Con paso rápido, infatigable y exultante de alegría, Francisco subía por la pendiente donde se asentaba el barrio de los indígenas, seguido por un tropel de muchachos desarrapados, esclavos y esclavas, niños y niñas de oscura piel y enmarañados cabellos negros, que reían y le jaleaban con sus voces cantarinas.

Diariamente, el jesuita reunía a esta multitud, que a veces llegaba a superar los trescientos, y los llevaba ala fresca iglesia de Nossa Senhora do Rosario, en lo alto del promontorio que se alzaba fuera de la ciudad. Allí, como en un teatro a la manera oriental, se ponía delante del altar y alzaba los ojos y las manos al cielo, representando la comunicación con Dios. Maravillados, los pequeños oyentes se ponían como en trance y pronto estaban repitiendo en voz alta, locos de contento, las oraciones y las enseñanzas de la doctrina que Xavier les enseñaba cantando, con melodías pegadizas que les encantaban. Era una concurrencia pobre, sucia, descalza y maltratada.

Francisco casi no podía hacer otra cosa con aquel muchacherío que sacarlos del triste barrio donde se desenvolvían cotidianamente, abandonados a su suerte, mendigando como perrillos alrededor de los hidalgos portugueses; cuando no eran utilizados en infamantes trabajos que les agotaban sin apenas ganancias o, mucho peor, prostituidos y convertidos en víctimas de los más crueles abusos.

Sabían poco portugués; pero, por una misteriosa comunicación de espíritus, llegaban a comprender enseguida que aquel hombre recién llegado a Goa, aun siendo alguien importante, no vestía con los lujos del resto de los hombres venidos de la lejana cristiandad, sino que sólo se cubría con una especie de túnica raída; iba como ellos descalzo y comía también de lo que le daban. Pero había algo mucho más importante, lo que de verdad seducía a toda aquella gente menuda y hambrienta: Francisco les amaba y sabía expresarlo sin aspavientos, con una ternura inagotable y una permanente sonrisa en el rostro. Incluso cuando se peleaban entre ellos, pues se armaban frecuentes trifulcas, no les trataba a palos, como el resto de la gente. Ni se hartaba de ellos cuando se ponían pesados, siguiéndole a todas partes, no dejándole ni un momento en paz, ni a sol ni a sombra.

Francisco estaba viviendo una especie de delirio; la rara locura de amar incondicionalmente a una suerte de gente débil en extremo, a los que nadie tenía en cuenta, ni consideraba de ninguna manera. Estaba cautivado por la compañía de los verdaderos hijos del cielo y ello le arrebataba por los extraños y velados caminos de la verdadera felicidad.

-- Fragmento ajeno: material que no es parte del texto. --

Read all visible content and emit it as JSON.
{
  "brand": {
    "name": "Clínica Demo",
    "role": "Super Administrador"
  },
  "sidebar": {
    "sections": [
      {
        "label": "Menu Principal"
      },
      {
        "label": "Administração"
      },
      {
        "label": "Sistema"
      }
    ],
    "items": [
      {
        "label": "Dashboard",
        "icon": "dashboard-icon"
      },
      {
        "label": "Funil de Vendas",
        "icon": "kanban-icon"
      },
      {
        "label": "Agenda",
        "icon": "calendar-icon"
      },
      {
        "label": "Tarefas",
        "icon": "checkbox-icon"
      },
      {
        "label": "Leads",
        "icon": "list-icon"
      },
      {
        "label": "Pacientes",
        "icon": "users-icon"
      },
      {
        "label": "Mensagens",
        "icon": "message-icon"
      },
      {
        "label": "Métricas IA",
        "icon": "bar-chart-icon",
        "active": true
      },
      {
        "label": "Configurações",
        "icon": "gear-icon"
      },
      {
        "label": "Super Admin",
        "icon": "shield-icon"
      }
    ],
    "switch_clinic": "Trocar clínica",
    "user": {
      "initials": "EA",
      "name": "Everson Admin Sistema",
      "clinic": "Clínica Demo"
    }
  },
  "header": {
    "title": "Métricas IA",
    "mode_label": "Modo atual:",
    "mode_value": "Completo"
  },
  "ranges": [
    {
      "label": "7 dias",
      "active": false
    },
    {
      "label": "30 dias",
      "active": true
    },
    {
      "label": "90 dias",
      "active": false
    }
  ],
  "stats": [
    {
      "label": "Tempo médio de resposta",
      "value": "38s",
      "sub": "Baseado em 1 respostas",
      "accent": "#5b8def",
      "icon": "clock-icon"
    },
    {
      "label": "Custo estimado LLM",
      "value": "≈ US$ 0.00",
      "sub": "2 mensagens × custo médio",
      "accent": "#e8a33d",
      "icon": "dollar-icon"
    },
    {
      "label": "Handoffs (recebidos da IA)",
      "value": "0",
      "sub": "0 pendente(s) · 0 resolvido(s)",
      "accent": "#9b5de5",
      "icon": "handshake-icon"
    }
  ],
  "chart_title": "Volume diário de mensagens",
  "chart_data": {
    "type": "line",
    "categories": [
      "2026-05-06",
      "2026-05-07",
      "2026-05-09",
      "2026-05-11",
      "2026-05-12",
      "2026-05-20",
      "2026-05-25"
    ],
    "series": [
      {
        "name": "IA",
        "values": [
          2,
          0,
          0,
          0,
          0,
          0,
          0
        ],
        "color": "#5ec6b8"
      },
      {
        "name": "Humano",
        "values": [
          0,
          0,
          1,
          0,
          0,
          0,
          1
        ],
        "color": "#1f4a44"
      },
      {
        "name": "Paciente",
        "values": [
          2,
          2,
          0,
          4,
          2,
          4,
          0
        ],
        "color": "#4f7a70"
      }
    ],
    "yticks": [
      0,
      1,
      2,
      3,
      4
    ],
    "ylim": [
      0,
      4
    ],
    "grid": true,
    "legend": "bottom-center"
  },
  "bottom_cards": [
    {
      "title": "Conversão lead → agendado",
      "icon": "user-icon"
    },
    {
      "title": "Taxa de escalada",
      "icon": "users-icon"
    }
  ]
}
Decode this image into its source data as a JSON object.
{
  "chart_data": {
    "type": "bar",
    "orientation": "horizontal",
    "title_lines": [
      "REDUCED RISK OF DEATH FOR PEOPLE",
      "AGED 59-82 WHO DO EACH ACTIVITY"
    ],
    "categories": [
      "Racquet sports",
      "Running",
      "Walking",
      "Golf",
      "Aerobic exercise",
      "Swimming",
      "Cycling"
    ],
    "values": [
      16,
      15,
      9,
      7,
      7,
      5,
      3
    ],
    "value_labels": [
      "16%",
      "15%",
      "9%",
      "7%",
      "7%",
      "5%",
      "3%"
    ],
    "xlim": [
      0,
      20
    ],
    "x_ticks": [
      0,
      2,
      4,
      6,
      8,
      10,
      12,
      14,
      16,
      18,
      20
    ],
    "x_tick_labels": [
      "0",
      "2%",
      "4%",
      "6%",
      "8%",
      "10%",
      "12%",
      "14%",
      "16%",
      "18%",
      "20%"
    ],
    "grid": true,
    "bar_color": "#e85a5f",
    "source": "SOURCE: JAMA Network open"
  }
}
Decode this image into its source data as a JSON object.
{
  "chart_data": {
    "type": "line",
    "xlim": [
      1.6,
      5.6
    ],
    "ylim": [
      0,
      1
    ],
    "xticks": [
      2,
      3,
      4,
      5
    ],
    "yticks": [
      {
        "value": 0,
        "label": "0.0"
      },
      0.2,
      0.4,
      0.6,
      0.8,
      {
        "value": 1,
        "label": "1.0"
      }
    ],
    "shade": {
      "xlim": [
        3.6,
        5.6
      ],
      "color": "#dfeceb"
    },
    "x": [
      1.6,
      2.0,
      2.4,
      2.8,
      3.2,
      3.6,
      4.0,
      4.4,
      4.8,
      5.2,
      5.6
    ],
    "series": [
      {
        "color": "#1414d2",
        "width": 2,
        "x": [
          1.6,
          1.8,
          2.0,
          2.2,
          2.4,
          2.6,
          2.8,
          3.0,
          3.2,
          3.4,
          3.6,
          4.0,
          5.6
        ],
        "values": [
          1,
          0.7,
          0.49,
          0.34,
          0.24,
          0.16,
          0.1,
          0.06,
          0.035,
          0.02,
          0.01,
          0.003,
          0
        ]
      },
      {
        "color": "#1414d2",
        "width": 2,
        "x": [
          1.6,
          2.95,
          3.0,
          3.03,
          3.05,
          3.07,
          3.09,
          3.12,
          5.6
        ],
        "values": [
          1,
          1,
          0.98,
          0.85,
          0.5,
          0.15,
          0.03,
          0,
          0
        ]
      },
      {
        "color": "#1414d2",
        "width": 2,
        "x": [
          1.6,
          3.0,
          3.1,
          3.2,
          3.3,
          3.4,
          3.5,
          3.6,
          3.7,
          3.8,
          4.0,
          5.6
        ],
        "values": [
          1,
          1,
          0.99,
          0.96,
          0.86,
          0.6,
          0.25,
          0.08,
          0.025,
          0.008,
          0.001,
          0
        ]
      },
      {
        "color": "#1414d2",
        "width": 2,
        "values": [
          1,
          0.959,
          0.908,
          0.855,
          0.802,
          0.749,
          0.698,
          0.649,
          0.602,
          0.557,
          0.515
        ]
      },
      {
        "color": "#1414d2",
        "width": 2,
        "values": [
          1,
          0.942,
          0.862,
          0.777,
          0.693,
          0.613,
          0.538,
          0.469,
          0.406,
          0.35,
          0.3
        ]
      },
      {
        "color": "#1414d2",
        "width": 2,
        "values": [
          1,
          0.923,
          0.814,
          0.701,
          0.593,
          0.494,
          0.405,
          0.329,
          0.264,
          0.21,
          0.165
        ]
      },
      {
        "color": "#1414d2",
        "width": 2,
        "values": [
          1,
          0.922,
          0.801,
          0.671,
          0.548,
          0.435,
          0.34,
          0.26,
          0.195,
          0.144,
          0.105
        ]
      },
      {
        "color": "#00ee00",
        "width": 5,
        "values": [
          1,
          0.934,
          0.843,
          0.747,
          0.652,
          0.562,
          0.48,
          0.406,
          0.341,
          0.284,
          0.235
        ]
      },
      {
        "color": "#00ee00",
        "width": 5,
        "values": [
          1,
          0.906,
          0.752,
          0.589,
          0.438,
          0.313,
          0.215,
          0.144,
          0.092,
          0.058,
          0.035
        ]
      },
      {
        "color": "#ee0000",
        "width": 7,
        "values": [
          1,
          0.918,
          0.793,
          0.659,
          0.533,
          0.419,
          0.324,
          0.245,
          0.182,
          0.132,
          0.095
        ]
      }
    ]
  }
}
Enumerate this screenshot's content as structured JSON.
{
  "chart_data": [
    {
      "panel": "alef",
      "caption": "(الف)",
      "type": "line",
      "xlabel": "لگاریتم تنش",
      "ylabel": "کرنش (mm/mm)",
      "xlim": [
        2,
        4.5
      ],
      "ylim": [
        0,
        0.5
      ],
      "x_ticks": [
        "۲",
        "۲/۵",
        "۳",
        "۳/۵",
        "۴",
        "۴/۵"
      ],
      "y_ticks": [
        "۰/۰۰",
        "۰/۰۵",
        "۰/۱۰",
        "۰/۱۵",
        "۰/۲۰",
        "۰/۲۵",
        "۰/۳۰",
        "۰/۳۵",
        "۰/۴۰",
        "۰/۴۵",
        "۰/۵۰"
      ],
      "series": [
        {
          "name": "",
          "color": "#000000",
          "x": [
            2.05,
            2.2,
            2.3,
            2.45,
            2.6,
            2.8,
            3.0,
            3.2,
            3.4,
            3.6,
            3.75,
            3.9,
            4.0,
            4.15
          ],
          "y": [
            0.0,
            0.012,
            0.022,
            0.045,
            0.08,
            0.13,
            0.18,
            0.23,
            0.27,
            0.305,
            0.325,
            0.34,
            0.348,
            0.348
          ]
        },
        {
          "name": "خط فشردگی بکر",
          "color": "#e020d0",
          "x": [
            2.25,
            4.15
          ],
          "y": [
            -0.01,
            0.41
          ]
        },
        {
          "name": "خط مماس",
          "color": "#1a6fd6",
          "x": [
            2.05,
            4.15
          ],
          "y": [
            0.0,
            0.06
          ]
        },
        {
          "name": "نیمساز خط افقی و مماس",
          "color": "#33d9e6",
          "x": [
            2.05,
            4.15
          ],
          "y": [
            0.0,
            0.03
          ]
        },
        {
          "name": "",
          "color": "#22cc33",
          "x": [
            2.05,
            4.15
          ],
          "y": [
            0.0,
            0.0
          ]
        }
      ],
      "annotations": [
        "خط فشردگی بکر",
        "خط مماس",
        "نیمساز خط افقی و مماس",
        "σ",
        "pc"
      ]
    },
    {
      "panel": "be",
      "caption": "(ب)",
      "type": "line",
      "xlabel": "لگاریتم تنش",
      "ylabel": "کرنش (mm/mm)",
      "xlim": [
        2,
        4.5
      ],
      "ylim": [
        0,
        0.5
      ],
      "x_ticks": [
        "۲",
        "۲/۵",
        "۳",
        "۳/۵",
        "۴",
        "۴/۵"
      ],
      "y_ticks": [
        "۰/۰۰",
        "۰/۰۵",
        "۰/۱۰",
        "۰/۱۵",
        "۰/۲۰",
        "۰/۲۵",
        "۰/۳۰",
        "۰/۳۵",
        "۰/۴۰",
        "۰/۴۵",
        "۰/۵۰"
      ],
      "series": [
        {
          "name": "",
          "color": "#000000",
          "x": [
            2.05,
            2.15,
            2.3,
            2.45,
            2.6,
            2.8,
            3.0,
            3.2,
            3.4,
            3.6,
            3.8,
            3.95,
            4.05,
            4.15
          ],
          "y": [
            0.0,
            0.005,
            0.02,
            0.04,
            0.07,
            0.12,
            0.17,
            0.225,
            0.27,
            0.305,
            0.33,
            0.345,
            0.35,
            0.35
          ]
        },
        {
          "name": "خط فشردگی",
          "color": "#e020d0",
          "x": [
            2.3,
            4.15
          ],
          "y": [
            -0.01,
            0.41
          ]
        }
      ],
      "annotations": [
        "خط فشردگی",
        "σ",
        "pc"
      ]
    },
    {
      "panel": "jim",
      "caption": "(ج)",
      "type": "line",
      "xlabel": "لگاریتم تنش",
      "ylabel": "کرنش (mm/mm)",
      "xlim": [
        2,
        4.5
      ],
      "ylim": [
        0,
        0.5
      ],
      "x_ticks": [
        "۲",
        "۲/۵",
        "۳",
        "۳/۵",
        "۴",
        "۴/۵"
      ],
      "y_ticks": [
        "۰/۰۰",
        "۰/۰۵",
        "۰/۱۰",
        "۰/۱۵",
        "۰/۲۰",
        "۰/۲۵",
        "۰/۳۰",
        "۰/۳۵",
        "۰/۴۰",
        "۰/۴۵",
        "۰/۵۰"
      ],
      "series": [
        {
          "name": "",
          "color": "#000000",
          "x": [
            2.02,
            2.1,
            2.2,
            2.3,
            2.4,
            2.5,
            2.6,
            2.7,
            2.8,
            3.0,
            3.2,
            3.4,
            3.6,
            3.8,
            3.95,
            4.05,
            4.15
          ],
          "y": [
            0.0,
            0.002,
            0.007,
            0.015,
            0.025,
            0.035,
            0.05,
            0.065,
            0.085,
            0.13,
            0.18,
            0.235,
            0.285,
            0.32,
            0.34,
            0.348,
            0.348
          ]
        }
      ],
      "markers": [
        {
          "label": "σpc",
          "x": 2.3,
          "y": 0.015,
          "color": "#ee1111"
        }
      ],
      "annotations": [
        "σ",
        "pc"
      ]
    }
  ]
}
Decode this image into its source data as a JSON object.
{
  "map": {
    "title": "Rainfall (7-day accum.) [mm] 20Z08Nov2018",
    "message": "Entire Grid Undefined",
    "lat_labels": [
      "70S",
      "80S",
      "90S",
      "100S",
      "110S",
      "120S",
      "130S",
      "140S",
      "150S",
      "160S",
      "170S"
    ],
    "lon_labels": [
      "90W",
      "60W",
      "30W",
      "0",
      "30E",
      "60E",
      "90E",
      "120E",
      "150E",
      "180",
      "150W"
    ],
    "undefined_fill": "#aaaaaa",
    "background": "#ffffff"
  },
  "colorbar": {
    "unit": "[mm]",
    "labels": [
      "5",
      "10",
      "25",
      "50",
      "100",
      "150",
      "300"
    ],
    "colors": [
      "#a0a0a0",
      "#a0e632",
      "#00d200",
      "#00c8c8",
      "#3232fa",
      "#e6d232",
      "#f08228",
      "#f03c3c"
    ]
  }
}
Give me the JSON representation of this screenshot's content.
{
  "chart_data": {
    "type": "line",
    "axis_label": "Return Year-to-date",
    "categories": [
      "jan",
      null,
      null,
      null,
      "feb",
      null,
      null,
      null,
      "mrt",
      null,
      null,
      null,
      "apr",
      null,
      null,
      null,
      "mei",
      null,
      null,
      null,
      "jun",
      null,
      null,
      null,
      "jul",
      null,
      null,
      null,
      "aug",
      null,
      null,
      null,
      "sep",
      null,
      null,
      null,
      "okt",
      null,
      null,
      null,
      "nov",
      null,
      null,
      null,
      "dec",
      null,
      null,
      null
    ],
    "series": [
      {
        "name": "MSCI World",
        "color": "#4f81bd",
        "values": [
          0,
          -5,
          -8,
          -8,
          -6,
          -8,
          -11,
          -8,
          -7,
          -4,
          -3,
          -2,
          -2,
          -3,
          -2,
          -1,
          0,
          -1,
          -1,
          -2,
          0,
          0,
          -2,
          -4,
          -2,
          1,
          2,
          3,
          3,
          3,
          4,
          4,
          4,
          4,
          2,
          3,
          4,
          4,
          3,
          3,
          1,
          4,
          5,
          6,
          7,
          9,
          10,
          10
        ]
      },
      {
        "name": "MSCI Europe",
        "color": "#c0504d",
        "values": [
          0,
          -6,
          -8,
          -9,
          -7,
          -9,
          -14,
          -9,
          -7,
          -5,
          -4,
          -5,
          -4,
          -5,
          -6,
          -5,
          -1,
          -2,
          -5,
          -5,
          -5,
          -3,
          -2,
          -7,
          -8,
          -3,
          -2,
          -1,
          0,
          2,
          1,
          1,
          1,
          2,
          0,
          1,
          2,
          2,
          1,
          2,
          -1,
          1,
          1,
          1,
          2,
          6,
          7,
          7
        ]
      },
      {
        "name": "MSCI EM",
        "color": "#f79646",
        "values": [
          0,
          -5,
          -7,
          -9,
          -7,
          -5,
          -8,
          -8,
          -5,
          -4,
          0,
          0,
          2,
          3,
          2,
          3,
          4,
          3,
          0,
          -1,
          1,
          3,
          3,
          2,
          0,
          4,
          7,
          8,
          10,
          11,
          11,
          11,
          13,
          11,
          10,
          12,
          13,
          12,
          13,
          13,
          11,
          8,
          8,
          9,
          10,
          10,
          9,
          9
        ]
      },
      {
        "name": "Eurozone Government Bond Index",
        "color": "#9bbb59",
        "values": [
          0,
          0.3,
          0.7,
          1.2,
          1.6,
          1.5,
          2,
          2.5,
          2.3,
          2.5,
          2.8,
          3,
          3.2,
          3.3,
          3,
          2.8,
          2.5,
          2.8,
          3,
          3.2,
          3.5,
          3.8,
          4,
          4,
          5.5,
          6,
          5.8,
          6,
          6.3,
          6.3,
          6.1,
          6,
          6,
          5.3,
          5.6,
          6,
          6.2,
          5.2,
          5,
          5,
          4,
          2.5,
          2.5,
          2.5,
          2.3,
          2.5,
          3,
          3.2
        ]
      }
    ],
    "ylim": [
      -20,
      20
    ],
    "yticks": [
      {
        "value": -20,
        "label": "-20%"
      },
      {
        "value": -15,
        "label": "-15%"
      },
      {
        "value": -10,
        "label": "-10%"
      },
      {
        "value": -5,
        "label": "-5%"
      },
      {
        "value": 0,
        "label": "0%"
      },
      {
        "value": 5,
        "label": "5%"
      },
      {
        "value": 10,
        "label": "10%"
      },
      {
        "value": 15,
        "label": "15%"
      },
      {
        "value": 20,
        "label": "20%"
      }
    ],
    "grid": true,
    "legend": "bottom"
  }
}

Con frecuencia se quedaba arrobado, sólo admirándolos. Se extasiaba contemplando sus ojillos curiosos, negros como el azabache; sus limpias e inocentes miradas hechas únicamente a ver la miseria. Le encantaba observarlos cuando jugaban, cuando charlaban entre ellos, cuando reían a carcajada limpia. A veces, estallaban en locas carreras, como bandadas de pájaros bulliciosos. Otras veces se enzarzaban en animadas discusiones y acababan pegándose. Incluso esto le parecía maravilloso, pues le servía para explicarles con gestos y medias palabras la gratificante fuerza de la reconciliación. Eran aquellas pobres criaturas íntimamente sensibles al amor, como cualquiera que se ha criado en el sufrimiento.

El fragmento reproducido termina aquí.